A 1ª Vara de Registros Públicos de São Paulo em análise de suscitação de dúvida em procedimento extrajudicial de usucapião requerido em face do Oficial do 1º Registro de Imóveis da São Paulo, que tem por objeto parte ideal de 1/3 de imóvel, entendeu pela impossibilidade de processamento do pedido por não ser possível usucapir parte ideal de imóvel em condomínio ordinário (Processo 1080532-37.2020.8.26.0100).
No caso, o requerente já é proprietário de 1/3, requerendo usucapião de 1/3 que teria sido a ele comprometido a venda, não havendo interesse na usucapião do 1/3 restante, que seria de propriedade de seu pai. O Oficial argumenta que a posse pro indiviso representa posse sobre todo o imóvel, e não parte materialmente dividida, o que faz com que inexista posse sobre parte ideal. Além disso, diz que não há possibilidade de usucapir área de garagem coletiva, já que a vaga é descrita como indeterminada.
Segundo a VRP a usucapião é método de aquisição de propriedade derivada da posse qualificada sobre o bem por determinado período de tempo. E a posse se dá no plano fático, com o uso, gozo ou fruição (exercício de um dos poderes inerentes à propriedade, conforme Art. 1.196 do CC) sobre área determinada, o que torna logicamente impossível o exercício de posse sobre “parte ideal” do bem. Trazendo o conceito para o presente caso, ou bem o requerente exerce posse sobre todo o apartamento utilizando-o em sua totalidade, ou mesmo locando-o por inteiro ou sobre ele não exerce posse. Não é possível dizer que o requerente exerce 1/3 de posse ou posse sobre 1/3 do bem. Levando o argumento ao extremo, já que trata-se de apartamento, seria possível a usucapião de parte do bem somente se a posse fosse exercida apenas sobre tal área, como um quarto, por exemplo, hipótese na qual tal cômodo seria destacado do imóvel, com matrícula própria em nome do possuidor, o que não se admite.

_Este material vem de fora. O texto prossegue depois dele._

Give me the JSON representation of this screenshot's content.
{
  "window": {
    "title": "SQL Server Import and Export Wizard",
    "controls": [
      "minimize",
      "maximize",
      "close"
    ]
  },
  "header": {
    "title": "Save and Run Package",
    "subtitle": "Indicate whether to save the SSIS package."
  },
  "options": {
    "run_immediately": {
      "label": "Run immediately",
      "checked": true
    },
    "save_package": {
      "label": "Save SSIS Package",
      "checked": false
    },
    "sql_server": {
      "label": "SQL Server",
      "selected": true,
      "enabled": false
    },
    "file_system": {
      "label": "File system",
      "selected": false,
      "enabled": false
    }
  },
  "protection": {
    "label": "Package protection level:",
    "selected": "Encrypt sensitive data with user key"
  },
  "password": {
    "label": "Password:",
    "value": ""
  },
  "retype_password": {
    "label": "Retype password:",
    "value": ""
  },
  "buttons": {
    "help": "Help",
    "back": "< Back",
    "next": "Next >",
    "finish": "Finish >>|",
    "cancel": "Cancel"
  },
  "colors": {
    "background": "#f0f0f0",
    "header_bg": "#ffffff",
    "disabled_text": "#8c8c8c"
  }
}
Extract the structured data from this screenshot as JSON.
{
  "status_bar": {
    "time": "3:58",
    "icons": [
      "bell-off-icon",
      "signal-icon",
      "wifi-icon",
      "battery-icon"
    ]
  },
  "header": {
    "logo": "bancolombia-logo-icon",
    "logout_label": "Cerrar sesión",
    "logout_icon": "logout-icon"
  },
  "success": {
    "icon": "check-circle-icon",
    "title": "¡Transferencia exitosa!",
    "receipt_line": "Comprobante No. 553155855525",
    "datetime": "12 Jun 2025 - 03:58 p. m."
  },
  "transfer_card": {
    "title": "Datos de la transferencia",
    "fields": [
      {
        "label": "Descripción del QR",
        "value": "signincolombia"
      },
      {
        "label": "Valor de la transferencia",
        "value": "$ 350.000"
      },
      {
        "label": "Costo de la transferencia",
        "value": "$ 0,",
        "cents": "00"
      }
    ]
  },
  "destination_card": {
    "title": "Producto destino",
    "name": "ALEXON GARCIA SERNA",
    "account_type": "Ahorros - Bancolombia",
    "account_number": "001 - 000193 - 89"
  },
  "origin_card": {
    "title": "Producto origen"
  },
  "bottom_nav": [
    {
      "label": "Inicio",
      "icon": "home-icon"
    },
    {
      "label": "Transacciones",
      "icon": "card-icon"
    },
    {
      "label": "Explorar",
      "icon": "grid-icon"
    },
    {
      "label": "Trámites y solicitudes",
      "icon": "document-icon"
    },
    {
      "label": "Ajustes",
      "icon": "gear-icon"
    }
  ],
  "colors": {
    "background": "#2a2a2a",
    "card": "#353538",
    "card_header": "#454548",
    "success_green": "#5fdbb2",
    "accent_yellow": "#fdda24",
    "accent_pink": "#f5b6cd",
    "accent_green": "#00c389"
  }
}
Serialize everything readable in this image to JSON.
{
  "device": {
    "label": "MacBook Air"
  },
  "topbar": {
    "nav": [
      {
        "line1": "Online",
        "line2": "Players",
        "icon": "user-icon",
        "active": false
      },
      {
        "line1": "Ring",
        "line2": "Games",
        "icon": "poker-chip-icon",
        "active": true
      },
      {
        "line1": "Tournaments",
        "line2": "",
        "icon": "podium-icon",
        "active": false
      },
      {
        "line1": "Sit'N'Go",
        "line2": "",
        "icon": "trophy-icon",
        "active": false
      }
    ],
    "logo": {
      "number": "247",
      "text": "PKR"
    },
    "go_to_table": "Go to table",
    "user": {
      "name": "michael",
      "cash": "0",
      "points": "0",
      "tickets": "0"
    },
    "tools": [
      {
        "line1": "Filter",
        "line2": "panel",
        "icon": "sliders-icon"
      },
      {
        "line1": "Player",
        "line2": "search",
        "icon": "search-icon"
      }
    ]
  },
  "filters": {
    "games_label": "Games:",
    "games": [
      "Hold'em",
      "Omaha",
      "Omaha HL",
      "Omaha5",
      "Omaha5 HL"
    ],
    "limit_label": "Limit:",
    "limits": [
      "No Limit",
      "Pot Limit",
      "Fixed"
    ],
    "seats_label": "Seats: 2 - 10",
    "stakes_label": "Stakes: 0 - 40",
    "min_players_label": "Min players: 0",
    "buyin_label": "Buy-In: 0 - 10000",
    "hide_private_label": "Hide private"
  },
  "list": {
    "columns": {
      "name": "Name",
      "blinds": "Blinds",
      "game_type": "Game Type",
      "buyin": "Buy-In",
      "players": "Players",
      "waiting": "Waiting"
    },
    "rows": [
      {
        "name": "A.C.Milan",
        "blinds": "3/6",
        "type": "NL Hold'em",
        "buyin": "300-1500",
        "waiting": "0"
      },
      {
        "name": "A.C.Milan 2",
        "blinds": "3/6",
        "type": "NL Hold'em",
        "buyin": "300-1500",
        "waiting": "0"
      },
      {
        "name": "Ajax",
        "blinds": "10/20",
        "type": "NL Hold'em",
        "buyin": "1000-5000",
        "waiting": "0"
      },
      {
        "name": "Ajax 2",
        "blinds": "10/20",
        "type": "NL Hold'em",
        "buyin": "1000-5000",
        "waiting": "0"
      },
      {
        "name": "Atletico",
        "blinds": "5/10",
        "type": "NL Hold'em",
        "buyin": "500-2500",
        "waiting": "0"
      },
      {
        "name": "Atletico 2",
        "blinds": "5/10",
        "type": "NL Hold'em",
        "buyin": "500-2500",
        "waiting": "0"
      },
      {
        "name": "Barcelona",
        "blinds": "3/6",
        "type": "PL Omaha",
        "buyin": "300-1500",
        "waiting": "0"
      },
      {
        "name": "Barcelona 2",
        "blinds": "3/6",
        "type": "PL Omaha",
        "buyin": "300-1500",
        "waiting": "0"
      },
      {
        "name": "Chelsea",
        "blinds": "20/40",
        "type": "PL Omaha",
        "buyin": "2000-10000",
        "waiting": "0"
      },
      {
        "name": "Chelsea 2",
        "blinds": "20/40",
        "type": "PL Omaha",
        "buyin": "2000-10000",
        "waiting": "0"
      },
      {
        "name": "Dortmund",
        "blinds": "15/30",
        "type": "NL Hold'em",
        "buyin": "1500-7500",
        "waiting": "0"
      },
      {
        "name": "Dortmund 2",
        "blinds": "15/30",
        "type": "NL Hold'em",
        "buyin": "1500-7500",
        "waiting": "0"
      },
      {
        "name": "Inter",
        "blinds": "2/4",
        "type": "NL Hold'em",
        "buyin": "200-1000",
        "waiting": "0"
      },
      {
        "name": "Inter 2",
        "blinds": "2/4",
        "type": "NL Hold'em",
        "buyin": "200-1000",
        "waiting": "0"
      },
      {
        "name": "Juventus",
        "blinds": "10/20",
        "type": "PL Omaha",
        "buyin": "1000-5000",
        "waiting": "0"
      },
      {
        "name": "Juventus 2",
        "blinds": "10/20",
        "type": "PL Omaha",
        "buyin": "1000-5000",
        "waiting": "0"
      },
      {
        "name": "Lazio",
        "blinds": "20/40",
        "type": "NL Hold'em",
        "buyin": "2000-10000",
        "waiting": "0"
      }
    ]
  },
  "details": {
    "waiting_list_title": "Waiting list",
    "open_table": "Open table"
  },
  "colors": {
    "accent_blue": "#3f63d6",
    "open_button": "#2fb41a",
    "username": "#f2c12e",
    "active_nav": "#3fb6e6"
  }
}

A exceção seria o caso de grandes terrenos, em que há condôminos de partes ideais na matrícula e cada condômino exerce posse exclusiva sobre parte determinada do solo, o que permitiria a usucapião desta parte, abrindo-se nova matrícula em que extinto o condomínio. No geral, contudo, o condomínio, como bem lembrado pelo Oficial e pelo D. Promotor, representa posse de cada condômino sobre a totalidade do bem, apesar da divisão de propriedade em partes ideais, o que gera divisão proporcional de despesas e frutos, conforme Arts. 1.314 e seguintes do Código Civil, mas nem sempre há divisão no exercício da posse sobre partes determinadas no solo apesar da posse poder ser dividida no tempo, com o novo instituto da multipropriedade.
Ademais, por impossibilidade lógica, não é possível dizer que o requerente exerce, exclusivamente, posse sobre “parte ideal” de 1/3 do bem. Quanto a vaga de garagem, a própria imprecisão existente em sua descrição na ata notarial demonstra que não há posse exclusiva sobre área determinada no solo. Vê-se, na verdade, que pretende o requerente o reconhecimento de que, sendo proprietário de unidade autônoma no edifício, tem direito a uso a vaga indeterminada de garagem. Ocorre que tal direito não é passível de usucapião, sendo acessório a propriedade de unidade autônoma conforme convenção do condomínio edilício, já que, novamente, não há efetiva posse sobre área de garagem, mas uso de área comum em conformidade com as normas condominiais.